Amy is just as big a fan of William’s. “William is amazing. He stands there and music just pours out of him. And it’s different every time and it’s brilliant every time. He plays with so much imagination and fire.”
“When I first heard him play, what really struck me was his tone. It was so pure, so beautiful. Almost more like a classical player than a jazz player. It’s something I work at as a vocalist and I really appreciate a musician dedicated to getting the best sound possible out of his instrument. Also, his solos are amazing, but he’s not all about the solo, he’s thinking about the whole song. He gets that a song is a story. I feel that I sing the lyrics and William plays the lyrics.”
Our Album Concept
Choose the best songs. Then, SERVE THE SONG. Before we interpret a song, we ask ourselves what it’s about, what’s the best way to express it? Is there something there that hasn’t been brought out before? We never change a tempo or arrangement just to be cool and different. It has to work with what the song is about. Then, when it comes down to execution, Amy is melody & lyrics, William is harmony and improvisation and it’s all set to Mark Kieswetter’s inspired jazz arrangements. Old fashioned idea, but it works.
Michael Kaeshammer Duet
William is in Michael Kaeshammer’s band and Amy is a huge fan of his, so the duet was a concept everyone embraced. “I love Michael’s sound and I wanted a song that I thought would suit him and I remember the Ink Spots’ I Don’t Want to Set the World on Fire. I first heard it in a Chanel commercial directed by Ridley Scott and it stayed with me. I thought it would suit Michael’s voice and his style perfectly.”
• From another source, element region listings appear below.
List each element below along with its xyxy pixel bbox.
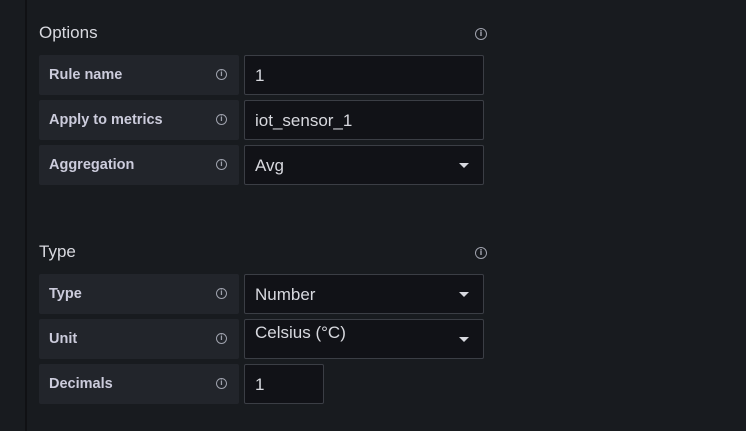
rule-name-value: 1 [255, 66, 265, 85]
decimals-value: 1 [255, 375, 265, 394]
apply-to-metrics-label-text: Apply to metrics [49, 112, 163, 128]
info-icon[interactable]: i [216, 333, 227, 344]
rule-name-label: Rule name i [39, 55, 239, 95]
aggregation-label: Aggregation i [39, 145, 239, 185]
rule-name-input[interactable]: 1 [244, 55, 484, 95]
aggregation-row: Aggregation i Avg [39, 145, 484, 185]
options-section-title: Options [39, 23, 98, 42]
info-icon[interactable]: i [216, 378, 227, 389]
unit-select[interactable]: Celsius (°C) [244, 319, 484, 359]
aggregation-select[interactable]: Avg [244, 145, 484, 185]
type-row: Type i Number [39, 274, 484, 314]
info-icon[interactable]: i [475, 247, 487, 259]
apply-to-metrics-input[interactable]: iot_sensor_1 [244, 100, 484, 140]
aggregation-label-text: Aggregation [49, 157, 135, 173]
chevron-down-icon[interactable] [459, 163, 469, 168]
type-label-text: Type [49, 286, 82, 302]
rule-name-row: Rule name i 1 [39, 55, 484, 95]
unit-label: Unit i [39, 319, 239, 359]
type-section-title: Type [39, 242, 76, 261]
apply-to-metrics-value: iot_sensor_1 [255, 111, 353, 130]
decimals-row: Decimals i 1 [39, 364, 324, 404]
aggregation-value: Avg [255, 156, 284, 175]
unit-row: Unit i Celsius (°C) [39, 319, 484, 359]
apply-to-metrics-row: Apply to metrics i iot_sensor_1 [39, 100, 484, 140]
decimals-input[interactable]: 1 [244, 364, 324, 404]
chevron-down-icon[interactable] [459, 337, 469, 342]
type-select[interactable]: Number [244, 274, 484, 314]
rule-editor-panel: Options i Rule name i 1 Apply to metrics… [0, 0, 746, 431]
decimals-label: Decimals i [39, 364, 239, 404]
info-icon[interactable]: i [216, 114, 227, 125]
info-icon[interactable]: i [216, 288, 227, 299]
panel-divider [25, 0, 27, 431]
info-icon[interactable]: i [475, 28, 487, 40]
info-icon[interactable]: i [216, 159, 227, 170]
decimals-label-text: Decimals [49, 376, 113, 392]
apply-to-metrics-label: Apply to metrics i [39, 100, 239, 140]
rule-name-label-text: Rule name [49, 67, 123, 83]
type-label: Type i [39, 274, 239, 314]
chevron-down-icon[interactable] [459, 292, 469, 297]
unit-label-text: Unit [49, 331, 78, 347]
unit-value: Celsius (°C) [255, 323, 346, 342]
info-icon[interactable]: i [216, 69, 227, 80]
type-value: Number [255, 285, 316, 304]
No limits. Songs we love, there is so much to choose from! So we have Edith Piaf, Led Zeppelin, Elivs, some 1950s R&B, the Beatles, as well as some 1930s and 1940s songs that are more traditionally jazz. We are the unifying thread.
We can’t talk about our album without mentioning music director and pianist Mark Kieswetter. He’s brilliant, so let’s get that out of the way. His presence on this album is huge. William says “There are a lot of jazz pianists who can play a great solo. There aren’t very many who can play a great solo AND accompany a singer the way Mark can. It’s those little moments in between where you see his genius.” Amy says “His arrangements are always right for me. It’s a joy to sing with Mark too. He’s elegant, passionate, sensitive… Everything he touches he makes beautiful.”